Musique : le partage du gâteau et les leçons de l'histoire
Par Jean-Michel Salaun le dimanche 19 novembre 2006, 14:21 - Télé - radio - Lien permanent
La musique est, avec l'information scientifique, un des secteurs-clés où se testent les nouveaux modèles économiques du document numérique.
L'actualité récente nous montre que les batailles commerciales y sont encore vives,
- entre les industriels du contenant d'un côté avec le lancement par Microsoft de Zune pour contrecarrer la position dominante prise par Apple son IPod et son système de distribution ITunes ;
- entre les industriels du contenant et du contenu avec les négociations entre les détenteurs de droits et les plateformes d'échanges.
Dans ces batailles et polémiques, le manque de recul nous laisse souvent croire que nous assistons à une aventure inédite. Il faut relativiser. Sans doute la situation est nouvelle, mais les arguments et les stratégies ne se renouvellent guère. Les mêmes logiques perdurent. Ainsi en est-il, par exemple, de la relation industrie du contenant / industrie du contenu.
Dans un article célèbre Andrew Odlyzko a montré, en proposant une rapide histoire économique des médias, qu'en terme de rentabilité financière, le contenu n'était pas le roi. Content is not king, First Monday, volume 6, number 2 (February 2001). Nous le retrouvons aujourd'hui, par exemple avec le partage des revenus de Apple entre les ventes du IPod et ceux de ITunes (un rapport presque de 1 à 10..), comme le rappelle D. Durand.
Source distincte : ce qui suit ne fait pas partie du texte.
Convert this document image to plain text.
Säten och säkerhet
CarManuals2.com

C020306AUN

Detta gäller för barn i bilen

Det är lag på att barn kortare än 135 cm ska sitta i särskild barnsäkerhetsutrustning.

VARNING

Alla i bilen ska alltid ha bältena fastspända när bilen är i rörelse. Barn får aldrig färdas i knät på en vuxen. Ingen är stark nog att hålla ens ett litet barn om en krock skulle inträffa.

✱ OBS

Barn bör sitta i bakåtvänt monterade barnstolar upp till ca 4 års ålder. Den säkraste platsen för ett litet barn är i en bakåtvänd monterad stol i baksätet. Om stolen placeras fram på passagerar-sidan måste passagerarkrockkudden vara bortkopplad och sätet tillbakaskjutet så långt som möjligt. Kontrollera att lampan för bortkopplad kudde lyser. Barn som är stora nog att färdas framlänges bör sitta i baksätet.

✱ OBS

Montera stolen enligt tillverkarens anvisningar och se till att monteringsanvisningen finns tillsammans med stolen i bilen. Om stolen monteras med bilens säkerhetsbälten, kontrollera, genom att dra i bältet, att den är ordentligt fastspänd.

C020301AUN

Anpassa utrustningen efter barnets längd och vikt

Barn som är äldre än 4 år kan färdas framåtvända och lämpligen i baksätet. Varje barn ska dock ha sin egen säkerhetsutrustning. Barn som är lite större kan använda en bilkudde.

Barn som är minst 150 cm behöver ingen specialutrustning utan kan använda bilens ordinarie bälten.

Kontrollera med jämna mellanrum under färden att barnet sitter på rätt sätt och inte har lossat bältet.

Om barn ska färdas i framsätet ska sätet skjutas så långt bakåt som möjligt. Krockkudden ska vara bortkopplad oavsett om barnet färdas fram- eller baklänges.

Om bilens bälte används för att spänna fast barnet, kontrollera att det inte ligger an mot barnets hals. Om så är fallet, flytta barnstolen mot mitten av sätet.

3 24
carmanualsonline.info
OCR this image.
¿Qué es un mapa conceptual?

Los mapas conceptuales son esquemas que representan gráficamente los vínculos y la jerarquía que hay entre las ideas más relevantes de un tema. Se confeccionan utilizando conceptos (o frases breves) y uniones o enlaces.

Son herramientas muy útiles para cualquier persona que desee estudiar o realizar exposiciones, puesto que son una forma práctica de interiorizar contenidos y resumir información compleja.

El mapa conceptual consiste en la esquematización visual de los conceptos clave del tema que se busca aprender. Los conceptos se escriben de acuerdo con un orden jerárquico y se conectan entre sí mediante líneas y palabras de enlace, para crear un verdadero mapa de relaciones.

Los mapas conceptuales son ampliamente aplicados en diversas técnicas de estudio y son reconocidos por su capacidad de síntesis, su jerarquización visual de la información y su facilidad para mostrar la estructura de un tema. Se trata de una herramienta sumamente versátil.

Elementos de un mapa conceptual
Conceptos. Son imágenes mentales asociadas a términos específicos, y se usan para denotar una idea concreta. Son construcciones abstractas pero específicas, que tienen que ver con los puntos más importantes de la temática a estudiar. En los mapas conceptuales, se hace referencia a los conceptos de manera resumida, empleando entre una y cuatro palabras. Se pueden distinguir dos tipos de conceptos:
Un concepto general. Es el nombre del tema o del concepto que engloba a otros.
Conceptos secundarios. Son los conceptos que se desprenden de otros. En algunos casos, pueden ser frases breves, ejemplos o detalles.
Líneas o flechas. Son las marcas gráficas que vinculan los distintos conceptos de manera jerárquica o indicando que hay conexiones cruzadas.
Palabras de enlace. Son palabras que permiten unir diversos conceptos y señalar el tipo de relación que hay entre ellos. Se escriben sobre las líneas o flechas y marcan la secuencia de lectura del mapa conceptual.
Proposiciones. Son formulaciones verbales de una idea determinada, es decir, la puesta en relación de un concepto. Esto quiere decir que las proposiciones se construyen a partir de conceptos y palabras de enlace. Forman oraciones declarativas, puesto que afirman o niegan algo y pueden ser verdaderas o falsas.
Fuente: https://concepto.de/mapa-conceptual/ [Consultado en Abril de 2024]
Mais surtout cette histoire nous renvoie aux tous débuts de la radio, où les fabricants de matériels, comme Westinghouse, payaient leurs ingénieurs pour qu'ils mettent du contenu en onde afin de vendre des récepteurs radio. L'avènement de la radio, dans les années 1920, s'est accompagné d'un effondrement des ventes de disques, d'une restructuration de l'industrie de la musique enregistrée avec le développement du star-system.
Patrice Flichy fut un des premiers à l'analyser en France. Une thèse récente (attention 360 pages en format zippé) poursuit le raisonnement en le prolongeant jusqu'à aujourd'hui. Voici un extrait de la conclusion :
Outre la mise en évidence d’un pouvoir de négociation supérieur pour les artistes, notre principale conclusion réside dans la remise en cause du modèle économique de star-system sur lequel s’appuient les majors. Cette remise en cause s’explique par l’effondrement des fonctions de distribution et de promotion, traditionnelles clés de voûte de l’industrie. Les majors devraient alors passer d’un modèle économique fondé sur les économies d’échelle à un modèle fondé sur les économies d’envergure. A l’inverse, la faculté des nouveaux entrants (issus principalement du secteur informatique et télécoms) à exercer conjointement ces fonctions en aval de la chaîne de valeur les place en position de force dans l’industrie. Alors que l’apparition de la radio dans les années 30 avait permis l’instauration du star-system, Internet est susceptible de renverser ce modèle. Il n’en reste pas moins que les débats sur la mort annoncée de l’industrie phonographique suite à l’arrivée de la radio sont en tout point comparables à la problématique rencontrée par l’industrie du disque à l’heure actuelle. p.307.
LABARTHE-PIOL Benjamin, L’impact d’Internet sur l’industrie du disque : vers un nouveau régime de croissance, Thèse en Sciences économiques, Université Paris Dauphine, 4 juillet 2005.
Autrement dit si l'histoire se répète, les industriels du contenu seraient néanmoins avisés de se positionner sur la longue traîne, car la transformation explosive des modalités de la distribution illustre sans doute un tournant important de la consommation contemporaine de musique. Là nous sommes dans une nouvelle donne.